El sacerdote había oído muchas veces esa objeción y estaba preparado dialécticamente para contrarrestarla aunque en bastantes ocasiones él mismo se hubiera hecho esas preguntas. Pero cuando empezó a hablar en tono paternal fue interrumpido bruscamente por la extraña feligresa.

– Perdone, padre, lamento haber sido dura e impertinente y seguir siéndolo, pero no tengo ningún interés en debatir con usted esos problemas. Esto es un confesionario y aunque no he venido a confesarme en el sentido clásico sí quiero efectuar una confesión.

– Dime.

– Voy a matar a un hombre.

Las palabras de la mujer cayeron como una bomba en la paz de la iglesia y, curiosamente, el sacerdote comprendió que la mujer estaba hablando completamente en serio. No eran unas palabras dichas para asustar al curita sino, como había anunciado la mujer, una confesión clara y escueta de una decisión tomada y, posiblemente, muy meditada. En sus años de sacerdocio nunca se había enfrentado a una situación similar, por eso tardó unos segundos en reunir la suficiente presencia de ánimo para hablar con la mujer.
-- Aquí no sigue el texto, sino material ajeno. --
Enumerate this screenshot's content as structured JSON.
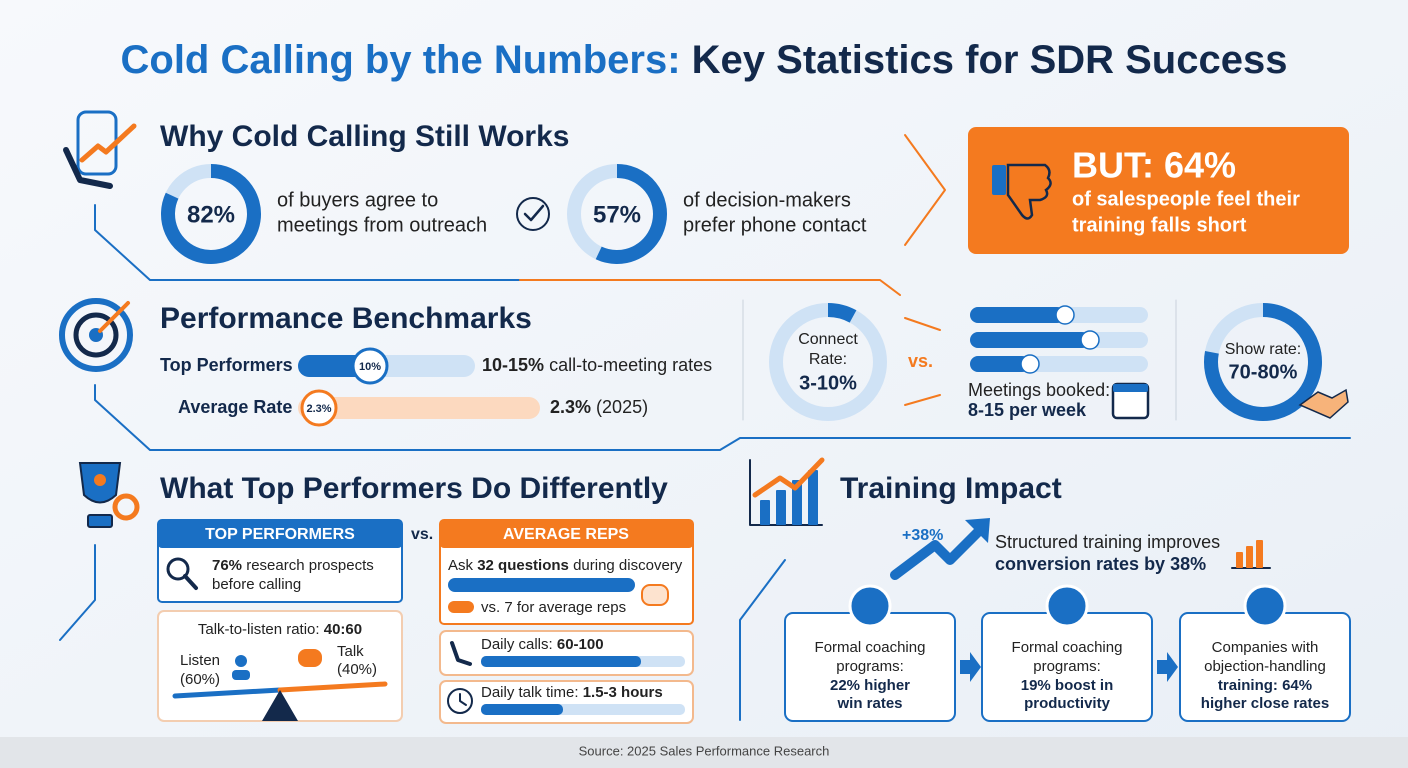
{
  "title": {
    "lead": "Cold Calling by the Numbers:",
    "rest": "Key Statistics for SDR Success"
  },
  "why": {
    "heading": "Why Cold Calling Still Works",
    "stats": [
      {
        "value": 82,
        "label": "82%",
        "lines": [
          "of buyers agree to",
          "meetings from outreach"
        ]
      },
      {
        "value": 57,
        "label": "57%",
        "lines": [
          "of decision-makers",
          "prefer phone contact"
        ]
      }
    ],
    "callout": {
      "headline": "BUT: 64%",
      "lines": [
        "of salespeople feel their",
        "training falls short"
      ]
    }
  },
  "benchmarks": {
    "heading": "Performance Benchmarks",
    "rows": [
      {
        "label": "Top Performers",
        "badge": "10%",
        "bold": "10-15%",
        "text": "call-to-meeting rates"
      },
      {
        "label": "Average Rate",
        "badge": "2.3%",
        "bold": "2.3%",
        "text": "(2025)"
      }
    ],
    "connect": {
      "lines": [
        "Connect",
        "Rate:"
      ],
      "value": "3-10%"
    },
    "vs": "vs.",
    "meetings": {
      "label": "Meetings booked:",
      "value": "8-15 per week"
    },
    "show": {
      "label": "Show rate:",
      "value": "70-80%"
    }
  },
  "differently": {
    "heading": "What Top Performers Do Differently",
    "top": {
      "header": "TOP PERFORMERS",
      "bold": "76%",
      "text": "research prospects",
      "text2": "before calling"
    },
    "vs": "vs.",
    "ratio": {
      "label": "Talk-to-listen ratio:",
      "bold": "40:60",
      "listen": [
        "Listen",
        "(60%)"
      ],
      "talk": [
        "Talk",
        "(40%)"
      ]
    },
    "average": {
      "header": "AVERAGE REPS",
      "ask": "Ask",
      "bold": "32 questions",
      "rest": "during discovery",
      "compare": "vs. 7 for average reps"
    },
    "calls": {
      "label": "Daily calls:",
      "bold": "60-100"
    },
    "talk_time": {
      "label": "Daily talk time:",
      "bold": "1.5-3 hours"
    }
  },
  "training": {
    "heading": "Training Impact",
    "lift": "+38%",
    "summary": {
      "text": "Structured training improves",
      "bold": "conversion rates by 38%"
    },
    "boxes": [
      {
        "lines": [
          "Formal coaching",
          "programs:"
        ],
        "bold": [
          "22% higher",
          "win rates"
        ]
      },
      {
        "lines": [
          "Formal coaching",
          "programs:"
        ],
        "bold": [
          "19% boost in",
          "productivity"
        ]
      },
      {
        "lines": [
          "Companies with",
          "objection-handling"
        ],
        "bold": [
          "training: 64%",
          "higher close rates"
        ]
      }
    ]
  },
  "source": "Source: 2025 Sales Performance Research"
}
– Nadie tiene derecho a acabar con la vida de otra persona. Sólo Dios, que nos da la vida, nos la puede quitar. Es posible que pienses que tienes motivos más que suficientes para realizar la acción que acabas de anunciarme pero no podemos, no debemos abandonarnos a la violencia, al asesinato. La violencia sólo engendra violencia y sufrimiento y acaba por volverse contra sus autores. Tienes que tranquilizarte y reflexionar sobre ello. Lamento no ser capaz de expresar con palabras más atinadas lo que quiero indicarte pero debes hacer un esfuerzo por desterrar esa idea de tu cabeza.

– No se moleste, padre, lo está haciendo muy bien pero es una decisión que he tomado y que nada ni nadie conseguirá cambiar.
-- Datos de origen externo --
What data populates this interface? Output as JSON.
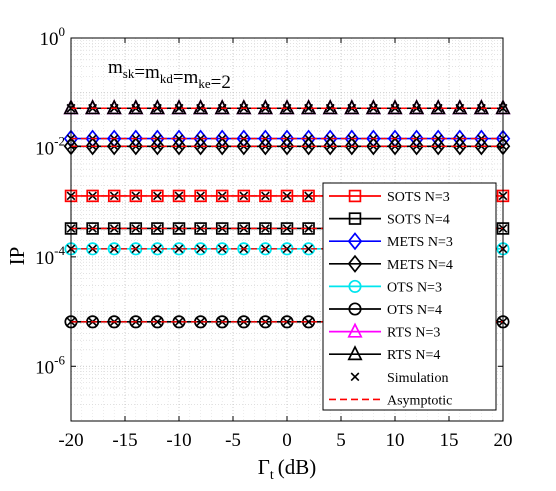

– Sin embargo, has venido aquí, a contármelo.

– Lo sé. No me gustaría abusar de su confianza pero lo he hecho amparada en el secreto de confesión, porque supongo que sigue existiendo el secreto de confesión.

– Existe y te ampara pero no es ése el tema. No quiero delatarte sino detenerte, aunque, no, no quiero detenerte sino convencerte por tu propio bien de que no debes hacerlo. El hecho de que hayas venido hasta mí significa que, aunque no quieras admitirlo abiertamente, estás solicitando ayuda.
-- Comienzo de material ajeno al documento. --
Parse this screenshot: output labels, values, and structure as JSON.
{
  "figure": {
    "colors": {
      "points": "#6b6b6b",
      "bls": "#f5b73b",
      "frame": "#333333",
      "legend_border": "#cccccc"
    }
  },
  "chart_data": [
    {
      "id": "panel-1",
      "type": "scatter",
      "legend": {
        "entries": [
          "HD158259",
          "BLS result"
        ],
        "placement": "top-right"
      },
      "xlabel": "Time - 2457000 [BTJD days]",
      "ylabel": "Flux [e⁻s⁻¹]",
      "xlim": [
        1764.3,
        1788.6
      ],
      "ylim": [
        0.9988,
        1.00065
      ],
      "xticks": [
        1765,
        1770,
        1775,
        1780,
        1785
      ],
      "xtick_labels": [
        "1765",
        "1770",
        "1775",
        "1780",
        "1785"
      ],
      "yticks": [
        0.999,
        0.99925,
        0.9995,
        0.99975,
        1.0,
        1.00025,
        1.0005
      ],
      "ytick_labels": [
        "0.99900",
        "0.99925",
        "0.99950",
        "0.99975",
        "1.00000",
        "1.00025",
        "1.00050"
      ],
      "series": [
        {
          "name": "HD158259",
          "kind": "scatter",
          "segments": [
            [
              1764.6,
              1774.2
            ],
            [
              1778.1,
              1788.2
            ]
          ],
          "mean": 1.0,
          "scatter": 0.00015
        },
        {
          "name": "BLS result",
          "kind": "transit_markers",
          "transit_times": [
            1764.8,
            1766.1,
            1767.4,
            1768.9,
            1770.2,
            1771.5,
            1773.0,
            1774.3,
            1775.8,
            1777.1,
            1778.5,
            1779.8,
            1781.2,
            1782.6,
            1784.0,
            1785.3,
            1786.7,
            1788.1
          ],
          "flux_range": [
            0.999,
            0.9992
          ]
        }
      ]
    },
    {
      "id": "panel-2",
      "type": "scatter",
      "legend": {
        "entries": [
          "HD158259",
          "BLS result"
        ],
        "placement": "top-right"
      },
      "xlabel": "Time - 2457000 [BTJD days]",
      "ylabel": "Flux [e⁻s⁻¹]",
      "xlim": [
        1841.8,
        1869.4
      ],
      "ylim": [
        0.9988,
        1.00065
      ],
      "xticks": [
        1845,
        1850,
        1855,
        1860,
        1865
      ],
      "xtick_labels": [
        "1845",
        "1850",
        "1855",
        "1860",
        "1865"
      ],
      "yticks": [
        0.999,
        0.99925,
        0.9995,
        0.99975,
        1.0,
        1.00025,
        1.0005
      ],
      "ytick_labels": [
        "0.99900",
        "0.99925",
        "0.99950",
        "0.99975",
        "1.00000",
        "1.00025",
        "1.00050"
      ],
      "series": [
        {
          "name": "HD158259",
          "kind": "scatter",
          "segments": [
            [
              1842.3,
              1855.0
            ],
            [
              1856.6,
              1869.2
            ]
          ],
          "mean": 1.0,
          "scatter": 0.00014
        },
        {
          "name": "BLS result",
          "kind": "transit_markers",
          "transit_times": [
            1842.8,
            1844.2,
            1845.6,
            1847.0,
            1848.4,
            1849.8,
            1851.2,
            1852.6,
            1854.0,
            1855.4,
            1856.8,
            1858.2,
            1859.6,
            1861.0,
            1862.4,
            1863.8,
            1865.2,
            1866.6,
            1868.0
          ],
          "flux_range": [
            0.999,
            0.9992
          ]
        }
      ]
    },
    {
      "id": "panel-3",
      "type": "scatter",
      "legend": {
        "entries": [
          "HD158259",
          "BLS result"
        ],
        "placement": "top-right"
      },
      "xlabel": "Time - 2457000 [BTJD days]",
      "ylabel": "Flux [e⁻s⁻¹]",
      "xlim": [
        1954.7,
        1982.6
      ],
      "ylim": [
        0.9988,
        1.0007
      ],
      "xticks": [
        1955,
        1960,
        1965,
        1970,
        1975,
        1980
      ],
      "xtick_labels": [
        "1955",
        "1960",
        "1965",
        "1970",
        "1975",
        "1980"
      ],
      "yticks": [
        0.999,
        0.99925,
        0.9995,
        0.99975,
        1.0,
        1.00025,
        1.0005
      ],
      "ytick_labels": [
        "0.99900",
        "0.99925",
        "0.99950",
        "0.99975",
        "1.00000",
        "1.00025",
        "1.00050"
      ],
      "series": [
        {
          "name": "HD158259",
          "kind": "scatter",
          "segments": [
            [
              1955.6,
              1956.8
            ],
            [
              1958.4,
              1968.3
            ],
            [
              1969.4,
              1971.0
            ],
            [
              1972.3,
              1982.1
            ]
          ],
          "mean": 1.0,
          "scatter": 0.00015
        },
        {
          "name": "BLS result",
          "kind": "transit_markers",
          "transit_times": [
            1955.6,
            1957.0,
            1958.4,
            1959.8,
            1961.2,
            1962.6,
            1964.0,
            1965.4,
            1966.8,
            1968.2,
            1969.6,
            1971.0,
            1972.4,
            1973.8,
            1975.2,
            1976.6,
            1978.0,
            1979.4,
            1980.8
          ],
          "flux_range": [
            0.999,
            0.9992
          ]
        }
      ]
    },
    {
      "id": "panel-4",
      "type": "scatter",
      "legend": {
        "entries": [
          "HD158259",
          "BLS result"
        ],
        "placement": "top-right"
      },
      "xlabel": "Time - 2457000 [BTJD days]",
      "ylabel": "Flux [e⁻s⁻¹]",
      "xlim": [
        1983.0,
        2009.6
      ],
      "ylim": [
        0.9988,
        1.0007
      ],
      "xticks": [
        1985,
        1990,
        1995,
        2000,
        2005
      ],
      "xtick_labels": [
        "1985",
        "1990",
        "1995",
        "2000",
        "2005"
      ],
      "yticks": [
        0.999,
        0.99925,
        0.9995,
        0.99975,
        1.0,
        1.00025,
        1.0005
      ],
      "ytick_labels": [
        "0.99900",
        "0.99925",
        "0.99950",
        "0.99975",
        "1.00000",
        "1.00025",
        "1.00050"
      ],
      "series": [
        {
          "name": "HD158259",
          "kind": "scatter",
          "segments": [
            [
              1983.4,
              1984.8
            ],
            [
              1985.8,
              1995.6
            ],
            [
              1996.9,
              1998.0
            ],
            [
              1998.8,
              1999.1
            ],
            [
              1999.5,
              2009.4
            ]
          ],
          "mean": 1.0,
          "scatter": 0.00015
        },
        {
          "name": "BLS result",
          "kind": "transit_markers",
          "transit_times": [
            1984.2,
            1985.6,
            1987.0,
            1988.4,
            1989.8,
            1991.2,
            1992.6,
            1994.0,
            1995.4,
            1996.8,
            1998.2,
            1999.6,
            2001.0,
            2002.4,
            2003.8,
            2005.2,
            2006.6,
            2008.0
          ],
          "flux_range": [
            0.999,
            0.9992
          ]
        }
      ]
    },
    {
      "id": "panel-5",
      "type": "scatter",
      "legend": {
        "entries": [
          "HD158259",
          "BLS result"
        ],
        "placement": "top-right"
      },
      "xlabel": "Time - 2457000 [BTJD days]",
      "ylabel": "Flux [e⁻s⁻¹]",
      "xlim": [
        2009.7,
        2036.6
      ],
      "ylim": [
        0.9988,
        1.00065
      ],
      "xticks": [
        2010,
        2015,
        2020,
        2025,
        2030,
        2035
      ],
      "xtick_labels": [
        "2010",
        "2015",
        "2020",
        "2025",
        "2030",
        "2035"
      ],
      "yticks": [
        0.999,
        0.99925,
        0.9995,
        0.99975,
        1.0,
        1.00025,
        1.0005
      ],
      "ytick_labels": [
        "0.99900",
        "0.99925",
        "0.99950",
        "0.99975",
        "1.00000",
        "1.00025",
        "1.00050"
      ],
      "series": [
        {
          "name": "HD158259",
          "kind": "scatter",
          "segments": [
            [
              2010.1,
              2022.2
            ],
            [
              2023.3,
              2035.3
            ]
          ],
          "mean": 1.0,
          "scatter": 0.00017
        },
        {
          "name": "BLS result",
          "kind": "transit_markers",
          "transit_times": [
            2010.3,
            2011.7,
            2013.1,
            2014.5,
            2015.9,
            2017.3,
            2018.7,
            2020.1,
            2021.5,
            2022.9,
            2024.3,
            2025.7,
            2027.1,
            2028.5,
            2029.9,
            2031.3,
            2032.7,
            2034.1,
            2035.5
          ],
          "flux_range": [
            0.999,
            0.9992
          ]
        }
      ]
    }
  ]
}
– En eso lleva usted la razón, padre -le interrumpió la mujer-, pero la ayuda que yo busco no es la que me está ofreciendo en este momento. Por favor, no se moleste en disuadirme porque, se lo repito, la decisión está tomada y es irrevocable.

– ¿Qué es lo que deseas entonces? -preguntó el sacerdote en un intento por no romper del todo las amarras con esa mujer a la que se veía incapaz de convencer.

– Voy a matar a un hombre y usted me va a ayudar a matarlo -respondió con voz firme y serena la mujer. Sin esperar a que el asombrado sacerdote dijera algo se levantó del confesionario y mientras lo hacía pronunció sus últimas palabras-. Sé que no puede absolverme pero no me importa. Su dios, si existe, hace ya mucho tiempo que me ha absuelto.

Antes de que el sacerdote pudiera reaccionar la mujer había abandonado no sólo el confesionario sino también la iglesia. De su presencia permanecían como únicos testigos el desasosiego del confesor y el penetrante perfume que aún podía percibirse en el recinto sagrado.